One of the soul pleasing aspects of writing my memoir Walk-On is traveling back into time, looking at the life I lived as a twenty year old, now that I’m fifty plus. There has been joy, some sadness and many laughs but, until now, there has been no shock; up until now.

Reading the May 1st issue of the New York Times, I learned that an old football nemesis from the University of Tennessee died six years ago. I didn’t know Jackie Walker personally. I only knew him as a fierce, talented football player who made All-America at Tennessee, the first African American in the Southeastern Conference to do so. As a senior in 1971, with just three blacks on Tennessee’s team, his teammates thought enough of him to name him captain. He still holds the NCAA record for returning interceptions for touchdowns. At Auburn, when we played Tennessee the entire offensive game plan was geared around trying to block Jackie Walker. Bear Bryant at Alabama designed the “Jackie Walker Play” to contain Walker by having three men block him. He was one of the best college linebackers I’d ever seen.

I found out in the Times, that Jackie Walker was gay.

I’m being honest when I say I’m shocked. Am I being homophobic by not imagining this great football player could be gay? I’m sure there is some of that. But more relevant to the topic I’ve been researching, I’m trying to imagine what his life was like being one of the pioneer African Americans football players in the Southeastern conference and gay.

I know the loneliness and isolation I felt being one of only two blacks on Auburn’s 1970-1973 football teams. I remember the secret lives I had from the coaches and administrators. Secret lives that included who I dated (especially if she was white). Secrets about how I really felt about things that happened or did not happen on the field, the lack of social life and what it was like to have teammates but not many who were friends.

I can only imagine the secrecy required to hide the stigma of being a pioneering, black, gay All-America football player in the Southeastern conference in 1970. That would be a tough act, even today. According to the article in the Times, after playing ball at Tennessee, he lived in Atlanta and made no effort to hide his sexuality. He had little contact with Tennessee and returned only for visits with family and friends.

This week, almost four decades after his football exploits and six years after his death from AIDS, Jackie Walker will be inducted with the latest class into the Knoxville Sports Hall Of Fame. There are questions as to why it has taken so long, when others of far less athletic notoriety have gone in before him. Did his sexuality have to do with the delay?

His brother Marshall Walker thinks so. As a matter of fact when Jackie was dying of AIDS in 2002, Marshall made a pledge to Jackie that he would get him into the Greater Knoxville Hall of Fame. Jackie Walker, never thinking it would happen, laughed. But it has happened and many say it’s past time.

Testimonials from friends, teammates, and others describe a man, well respected and liked both on and off the football field. Upon finding out he was gay, old teammate Jamie Rotella said, “I was totally shocked. But it didn’t affect the way I admired and respected him.

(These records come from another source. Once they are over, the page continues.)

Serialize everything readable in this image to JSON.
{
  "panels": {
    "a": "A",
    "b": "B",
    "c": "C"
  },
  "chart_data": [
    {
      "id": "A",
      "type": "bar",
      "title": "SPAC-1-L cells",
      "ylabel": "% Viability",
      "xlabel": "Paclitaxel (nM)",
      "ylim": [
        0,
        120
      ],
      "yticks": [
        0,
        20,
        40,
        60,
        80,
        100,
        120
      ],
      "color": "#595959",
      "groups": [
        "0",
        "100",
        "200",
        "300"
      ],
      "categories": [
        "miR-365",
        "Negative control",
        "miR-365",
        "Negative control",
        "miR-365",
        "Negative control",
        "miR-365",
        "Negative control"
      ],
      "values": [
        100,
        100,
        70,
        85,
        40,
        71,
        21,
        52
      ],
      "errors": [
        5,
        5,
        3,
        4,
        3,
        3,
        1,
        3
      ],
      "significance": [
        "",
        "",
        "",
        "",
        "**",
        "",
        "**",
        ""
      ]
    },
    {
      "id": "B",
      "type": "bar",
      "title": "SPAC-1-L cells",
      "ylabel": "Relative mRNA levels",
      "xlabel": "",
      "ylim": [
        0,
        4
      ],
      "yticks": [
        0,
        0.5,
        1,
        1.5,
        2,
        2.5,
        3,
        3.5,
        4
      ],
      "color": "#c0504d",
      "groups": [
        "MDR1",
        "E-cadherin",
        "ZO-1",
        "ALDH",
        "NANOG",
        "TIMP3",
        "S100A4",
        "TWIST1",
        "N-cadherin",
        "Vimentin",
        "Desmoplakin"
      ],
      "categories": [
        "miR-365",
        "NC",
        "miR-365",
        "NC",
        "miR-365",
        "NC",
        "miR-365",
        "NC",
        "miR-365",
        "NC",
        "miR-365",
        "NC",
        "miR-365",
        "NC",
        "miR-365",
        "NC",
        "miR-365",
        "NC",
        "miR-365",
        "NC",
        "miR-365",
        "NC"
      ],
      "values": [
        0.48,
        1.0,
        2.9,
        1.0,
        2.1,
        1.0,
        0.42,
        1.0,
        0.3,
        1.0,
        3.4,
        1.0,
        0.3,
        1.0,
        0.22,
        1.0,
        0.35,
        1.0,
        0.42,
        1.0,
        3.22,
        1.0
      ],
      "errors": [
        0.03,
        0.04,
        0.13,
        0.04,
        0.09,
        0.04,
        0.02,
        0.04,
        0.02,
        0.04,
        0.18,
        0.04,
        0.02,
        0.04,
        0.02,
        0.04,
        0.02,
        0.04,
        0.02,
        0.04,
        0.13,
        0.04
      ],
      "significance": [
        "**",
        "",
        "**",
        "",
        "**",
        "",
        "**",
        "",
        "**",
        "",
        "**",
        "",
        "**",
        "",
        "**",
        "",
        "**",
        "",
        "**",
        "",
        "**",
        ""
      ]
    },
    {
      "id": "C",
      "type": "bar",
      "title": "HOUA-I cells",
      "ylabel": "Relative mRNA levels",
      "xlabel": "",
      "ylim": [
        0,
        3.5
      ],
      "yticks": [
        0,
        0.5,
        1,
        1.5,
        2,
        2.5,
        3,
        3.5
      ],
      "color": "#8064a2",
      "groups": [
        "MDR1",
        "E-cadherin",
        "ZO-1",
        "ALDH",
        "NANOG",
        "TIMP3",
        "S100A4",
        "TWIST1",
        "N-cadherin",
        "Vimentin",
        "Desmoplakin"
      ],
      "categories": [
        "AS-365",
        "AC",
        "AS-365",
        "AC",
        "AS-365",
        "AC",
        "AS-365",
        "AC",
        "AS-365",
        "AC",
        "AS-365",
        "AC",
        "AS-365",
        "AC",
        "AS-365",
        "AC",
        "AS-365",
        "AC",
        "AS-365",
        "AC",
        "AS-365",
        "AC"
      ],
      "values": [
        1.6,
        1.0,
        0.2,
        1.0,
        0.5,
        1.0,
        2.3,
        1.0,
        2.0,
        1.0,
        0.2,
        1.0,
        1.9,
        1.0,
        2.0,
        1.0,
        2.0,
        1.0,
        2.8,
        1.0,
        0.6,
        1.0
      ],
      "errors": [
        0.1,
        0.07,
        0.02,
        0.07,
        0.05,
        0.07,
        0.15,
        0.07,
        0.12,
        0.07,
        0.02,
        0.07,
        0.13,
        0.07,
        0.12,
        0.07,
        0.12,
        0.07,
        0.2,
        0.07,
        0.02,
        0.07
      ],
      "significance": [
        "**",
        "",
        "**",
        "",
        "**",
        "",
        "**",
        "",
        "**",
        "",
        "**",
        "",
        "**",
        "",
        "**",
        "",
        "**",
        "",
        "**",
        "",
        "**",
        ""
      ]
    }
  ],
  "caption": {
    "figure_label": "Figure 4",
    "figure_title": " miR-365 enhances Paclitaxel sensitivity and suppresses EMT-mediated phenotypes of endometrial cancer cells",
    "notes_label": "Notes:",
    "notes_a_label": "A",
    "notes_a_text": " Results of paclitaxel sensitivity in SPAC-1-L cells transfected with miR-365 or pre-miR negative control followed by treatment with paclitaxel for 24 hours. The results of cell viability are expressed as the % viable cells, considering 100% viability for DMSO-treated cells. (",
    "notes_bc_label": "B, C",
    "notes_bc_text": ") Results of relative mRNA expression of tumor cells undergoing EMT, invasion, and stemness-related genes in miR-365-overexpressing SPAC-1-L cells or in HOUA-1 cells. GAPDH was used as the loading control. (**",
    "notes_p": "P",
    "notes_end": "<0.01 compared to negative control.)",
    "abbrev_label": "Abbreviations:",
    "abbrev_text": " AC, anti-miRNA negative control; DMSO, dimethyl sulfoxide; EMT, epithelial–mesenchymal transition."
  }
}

We were confused, but everybody had too much respect for Jackie, for his character as well as for his football play.”

David Smith, a co-worker in Atlanta, describes Walker this way. “Jackie Walker was like a brother to me, just a wonderful friend. My kids called him Uncle Jackie.”

“Jackie was a great football player. But I knew him after football, and his football accomplishments pale compared to what a great person he was.”

Marshall Walker says of his brother, “Football was never the end all for him. Playing sports wasn’t going to make or break him.”

I wish I had been lucky enough to get to know him.